- Movie poster
- Directed by: Wim Umboh
- Written by: Arifin C. Noer
- Produced by: Hakim Mansun
- Starring: Cok Simbara; Dien Novita; Maruli Sitompul; Roy Marten; Ully Artha; Yatie Octavia;
- Cinematography: Lukman Hakim Nain
- Edited by: Eduart P. Sirait
- Music by: Nazar Ali
- Distributed by: Jaya Bersaudara Film
- Release date: 1977;
- Running time: 110 min.
- Country: Indonesia
- Language: Indonesian

= Kembang-Kembang Plastik =

Kembang-Kembang Plastik (Plastic Flowers) is a 1977 Indonesian film directed by Wim Umboh. Starring Cok Simbara, Dien Novita, Maruli Sitompul, and Roy Marten, it details the lives of people living in a prostitution district in Semarang. It has interpreted as giving a sympathetic perspective of their plight, but received mixed reception.

==Plot==
In the Sunan Kuning prostitution district in Semarang, Central Java, several prostitutes and criminals are living in close proximity. They are Lily (Yati Octavia), who wishes to marry and move away from the city; Ijan (Cok Simbara), a pickpocket and Lily's boyfriend, Mbah Genggong (Maruli Sitompul), an old robber who fought in the Indonesian National Revolution until he was betrayed; Yayuk (Ully Artha), who was forced into prostitution to deal with her husband's gambling debts; Mangapul (Roy Marten), an escaped felon who pretends to be rich; and Norma (Dien Novita), who nearly slept with her brother while working. In the district, the children imitate the adults' behaviour and kiss in the streets, men work as pickpockets in the city proper, and corrupt businessmen, politicians, and police officers hire the prostitutes.

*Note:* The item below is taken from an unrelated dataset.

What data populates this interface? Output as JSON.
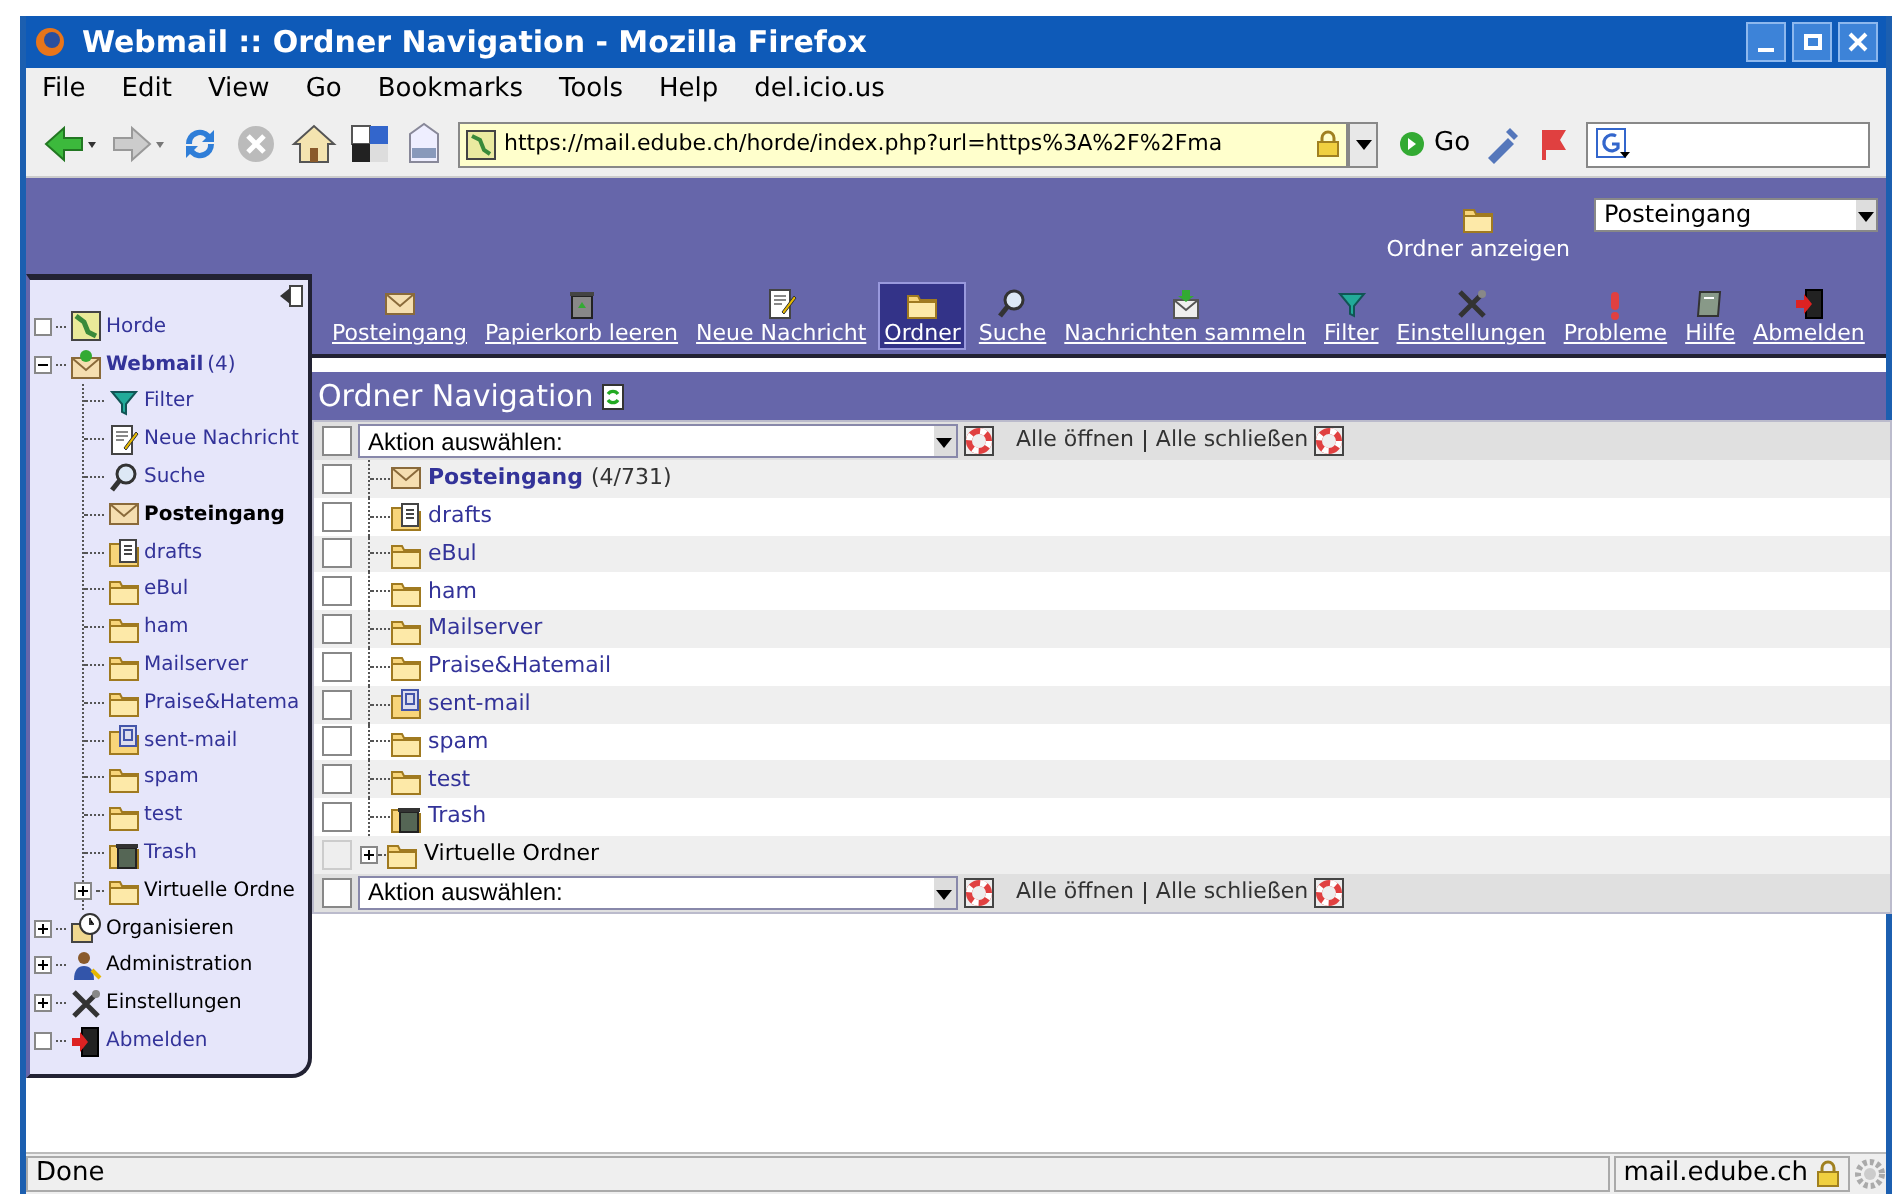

Lily and Ijan plan to marry, but they do not have enough money to do so. When they are discussing it, Lily is interrupted by a customer who takes her to a room to have sex. Meanwhile, Yayuk and her husband are having marital difficulties as he continues to gamble and sleep with other women. The pickpockets steal a purse in town, but one is chased down and beaten to death by the crowd. Mangapul takes Yayak to a nearby warehouse for sex. They decide to marry, and after their tryst take leave of the brothel leader, then drive away for Surabaya.

Mbah Genggong leads his men, including Ijan, to rob a jewellery store owned by a Chinese-Indonesian man. The store-owner's wife tells them to take the jewellery, so long as she and her family are not harmed. The bandits agree, then take the goods and escape to their hideout in an old farmhouse. Ijan takes a pair of wedding rings, and sneaks away to give the rings to Lily before coming back. Meanwhile, the police arrest Mangapul; he promises to marry Yayak from inside prison.

After arresting Mangapul, the police go to Mbah Genggong's hideout. As the bandits flee, Mbah Genggong — who thinks he has been betrayed — kills Ijan with a blade and then attempts to attack the police, but is killed. As the district's residents come out and watch the police actions, Lily puts on her wedding ring.

==Production==
Kembang-Kembang Plastik was directed by Wim Umboh, who was generally known for making romances. The story was adapted from a stage play by Arifin C. Noer. According to Umboh, the film was meant to have no primary protagonist, instead giving equal treatment to each of the main characters.

==Style and themes==
Umboh described the film as being a look at the daily lives of Indonesian prostitutes, from a warm and sympathetic perspective. Actors adopted Javanese or Batak accents. Andreas Weiland, reviewing for the Taiwanese film magazine Influence, wrote that the film was comparable to Glauber Rocha's 1969 film O Dragão da Maldade Contra o Santo Guerreiro (The Dragon of Evil Against the Warrior Saint) in that they were in a similar style, including the inclusion of bandits and use of music and colour.

Umboh, as usual for him, used mainly medium and close-up shots; Noer considered the effect overdone, and wrote that the film could have been improved with longer-range shots. The film is interspersed with songs, both traditional and modern.

Mangunharso, in a review in Suara Merdeka, suggested that the character of Mbah Genggong was included to show that people considered useful to their country can fall, and that those who are prostitutes now could have been something else had their lives taken a different turn. He also noted that a strong sense of mystery pervaded the film. Weiland noted a strong sense of social commentary about poverty.

==Release and reception==
The film was released in 1977. It was shown at the Taipei International Film Festival the following year. At the 1978 Indonesian Film Festival, it was runner up for best editing.

A review for Tempo magazine argued that Umboh was unfit to direct the film, as his realistic approach did not do justice to the original play; however, the robbery scene was said to be well-done. Noer also wrote that Umboh's approach was too realistic for the material. Mangunharso wrote that the film was intriguing, but complained that towards the end it began to focus too much on Mbah Genggong. Weiland described it as "a film that carries you away by its filmic rhythm and stops often enough to give you time to think."